Хозяин при смерти, стал батя диким гласом
Такие песенки похабные орать
И по избе ходить таким задорным плясом,
Что у хозяина тем часом
Продала всякая охота помирать:
Весь распалившися от батиной забавки,
— «Ай, батя!» — завопил Ермил, махнувши с лавки. —
«Ай, батя!

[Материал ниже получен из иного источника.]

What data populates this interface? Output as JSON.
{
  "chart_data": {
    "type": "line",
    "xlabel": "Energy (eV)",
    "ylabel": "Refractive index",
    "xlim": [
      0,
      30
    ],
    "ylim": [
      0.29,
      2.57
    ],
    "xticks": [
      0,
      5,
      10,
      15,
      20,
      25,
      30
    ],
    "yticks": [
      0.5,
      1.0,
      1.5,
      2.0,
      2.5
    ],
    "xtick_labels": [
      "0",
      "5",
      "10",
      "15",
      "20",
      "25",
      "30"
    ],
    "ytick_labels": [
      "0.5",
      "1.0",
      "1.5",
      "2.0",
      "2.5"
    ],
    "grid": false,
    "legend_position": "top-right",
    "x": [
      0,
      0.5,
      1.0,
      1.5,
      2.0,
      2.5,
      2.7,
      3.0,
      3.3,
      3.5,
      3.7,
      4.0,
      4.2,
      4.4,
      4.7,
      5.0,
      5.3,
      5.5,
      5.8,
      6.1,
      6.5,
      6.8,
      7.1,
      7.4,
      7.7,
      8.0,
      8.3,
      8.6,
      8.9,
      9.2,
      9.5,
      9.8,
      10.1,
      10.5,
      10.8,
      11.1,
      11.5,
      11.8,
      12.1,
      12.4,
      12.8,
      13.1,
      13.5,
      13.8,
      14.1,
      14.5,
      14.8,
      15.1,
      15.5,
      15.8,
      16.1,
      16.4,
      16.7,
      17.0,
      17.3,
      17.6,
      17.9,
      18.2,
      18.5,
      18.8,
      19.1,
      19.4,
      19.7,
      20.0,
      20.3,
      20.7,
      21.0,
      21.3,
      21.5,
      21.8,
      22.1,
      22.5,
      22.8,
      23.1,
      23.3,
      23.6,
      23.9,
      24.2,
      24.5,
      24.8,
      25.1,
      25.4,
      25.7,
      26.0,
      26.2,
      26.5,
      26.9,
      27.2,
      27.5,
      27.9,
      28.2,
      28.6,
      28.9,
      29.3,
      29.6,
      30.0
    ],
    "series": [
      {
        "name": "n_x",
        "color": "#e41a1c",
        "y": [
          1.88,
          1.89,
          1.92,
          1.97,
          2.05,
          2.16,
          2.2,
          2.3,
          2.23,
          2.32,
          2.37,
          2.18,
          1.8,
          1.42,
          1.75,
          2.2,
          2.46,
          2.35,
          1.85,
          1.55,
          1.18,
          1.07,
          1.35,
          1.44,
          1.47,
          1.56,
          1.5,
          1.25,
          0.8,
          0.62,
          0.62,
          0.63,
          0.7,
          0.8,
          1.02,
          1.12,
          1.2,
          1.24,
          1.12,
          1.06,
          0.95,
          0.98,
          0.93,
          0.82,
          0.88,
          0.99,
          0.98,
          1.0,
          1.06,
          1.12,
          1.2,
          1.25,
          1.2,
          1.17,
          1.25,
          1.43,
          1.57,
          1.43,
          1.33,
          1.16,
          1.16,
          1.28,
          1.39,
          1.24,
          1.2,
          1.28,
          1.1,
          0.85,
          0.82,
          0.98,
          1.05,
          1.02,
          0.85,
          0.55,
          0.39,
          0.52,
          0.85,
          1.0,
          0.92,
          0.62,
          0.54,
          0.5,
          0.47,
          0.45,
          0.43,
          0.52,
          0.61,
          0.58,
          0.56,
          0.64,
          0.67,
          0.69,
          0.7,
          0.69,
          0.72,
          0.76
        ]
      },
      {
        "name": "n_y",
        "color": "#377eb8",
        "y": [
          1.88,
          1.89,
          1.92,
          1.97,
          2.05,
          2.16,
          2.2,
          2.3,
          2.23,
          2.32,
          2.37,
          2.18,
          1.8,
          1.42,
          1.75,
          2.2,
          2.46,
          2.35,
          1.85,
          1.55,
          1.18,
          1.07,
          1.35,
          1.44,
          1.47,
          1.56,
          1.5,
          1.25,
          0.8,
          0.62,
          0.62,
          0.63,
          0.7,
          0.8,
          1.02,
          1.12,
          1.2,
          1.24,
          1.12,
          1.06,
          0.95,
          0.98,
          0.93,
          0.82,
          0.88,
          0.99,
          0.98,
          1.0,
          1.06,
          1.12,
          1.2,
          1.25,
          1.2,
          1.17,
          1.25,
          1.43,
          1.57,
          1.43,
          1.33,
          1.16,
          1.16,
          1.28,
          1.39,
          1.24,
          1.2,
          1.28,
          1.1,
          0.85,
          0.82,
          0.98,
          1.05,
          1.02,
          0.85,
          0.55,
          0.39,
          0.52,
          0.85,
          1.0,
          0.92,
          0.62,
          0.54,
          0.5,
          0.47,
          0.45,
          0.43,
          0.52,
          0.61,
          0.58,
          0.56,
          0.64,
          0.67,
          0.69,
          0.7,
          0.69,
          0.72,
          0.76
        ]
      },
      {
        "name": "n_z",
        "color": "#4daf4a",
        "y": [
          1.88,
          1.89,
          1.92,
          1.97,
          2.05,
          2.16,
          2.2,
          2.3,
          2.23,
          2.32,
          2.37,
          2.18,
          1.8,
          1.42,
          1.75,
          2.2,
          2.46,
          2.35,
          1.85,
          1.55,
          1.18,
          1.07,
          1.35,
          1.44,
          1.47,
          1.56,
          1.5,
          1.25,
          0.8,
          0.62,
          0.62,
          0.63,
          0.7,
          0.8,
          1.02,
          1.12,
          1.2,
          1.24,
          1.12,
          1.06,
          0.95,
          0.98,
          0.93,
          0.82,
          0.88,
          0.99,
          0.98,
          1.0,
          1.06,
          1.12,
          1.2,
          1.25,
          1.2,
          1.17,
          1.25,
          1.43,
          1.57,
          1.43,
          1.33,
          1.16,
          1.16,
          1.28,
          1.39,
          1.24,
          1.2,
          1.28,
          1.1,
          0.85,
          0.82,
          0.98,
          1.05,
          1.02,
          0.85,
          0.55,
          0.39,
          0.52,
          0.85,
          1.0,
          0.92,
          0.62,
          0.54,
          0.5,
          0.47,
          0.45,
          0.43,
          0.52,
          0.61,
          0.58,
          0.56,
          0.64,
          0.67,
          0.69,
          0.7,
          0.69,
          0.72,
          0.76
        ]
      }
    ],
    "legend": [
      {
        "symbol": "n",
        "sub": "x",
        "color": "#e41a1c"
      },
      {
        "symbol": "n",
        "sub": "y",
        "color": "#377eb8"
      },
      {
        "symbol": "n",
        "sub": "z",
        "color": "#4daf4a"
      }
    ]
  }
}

Ты ж прямой целитель-Пантелей!..
А нукося и мне стакашечку налей!»
О всемогуществе божьем[2]
Бысть сие на экзамене
В духовной семинарии
При ректоре отце Истукании,
При инспекторе отце Илларионе,
При прочем духовном синедрионе,
В присутствии преосвященного Анемподиста.
Вопроси преосвященный семинариста:
«Повеждь нам, чадо, —
Как всемогущество божье понимать надо?» —
И отвеща семинарист громогласно:
«Сие мне, владыко, не ясно!
Насчёт всемогущества я полон сомнения,
Понеже никто мне не дал объяснения:
Ежели б Господь бог играл «в дурака» со мною,
То какою картою иною,
Мог бы он, глядя мне честно в глаза,
Покрыть моего козырного туза!?» —
Вспотевши сразу, ровно прям из бани,
Воздел преосвященный в ужасе длани
И воззрел на отца-ректора плачевно;
Отец же ректор рече семинаристу гневно:
«И как ты в гордости своей помыслить мог,
Что всемогущий Господь бог,
Играя «в дурака» с тобой, неразумным детиною,
Сдаст тебе козырную карту хоть единую!?»
Последние путы[3]
«Как у меня, братцы, в ушах звенит,
Как у меня, братцы, голова болит
От того ли звону колокольного,
Да от воплей люда богомольного!» —
Сказала тётка Авдотья тётке Арине,
Тётка Арина куме Акулине,
Акулина — Федосье, Федосья — Мавре:
Что, мол, даётся в Александро-Невской лавре?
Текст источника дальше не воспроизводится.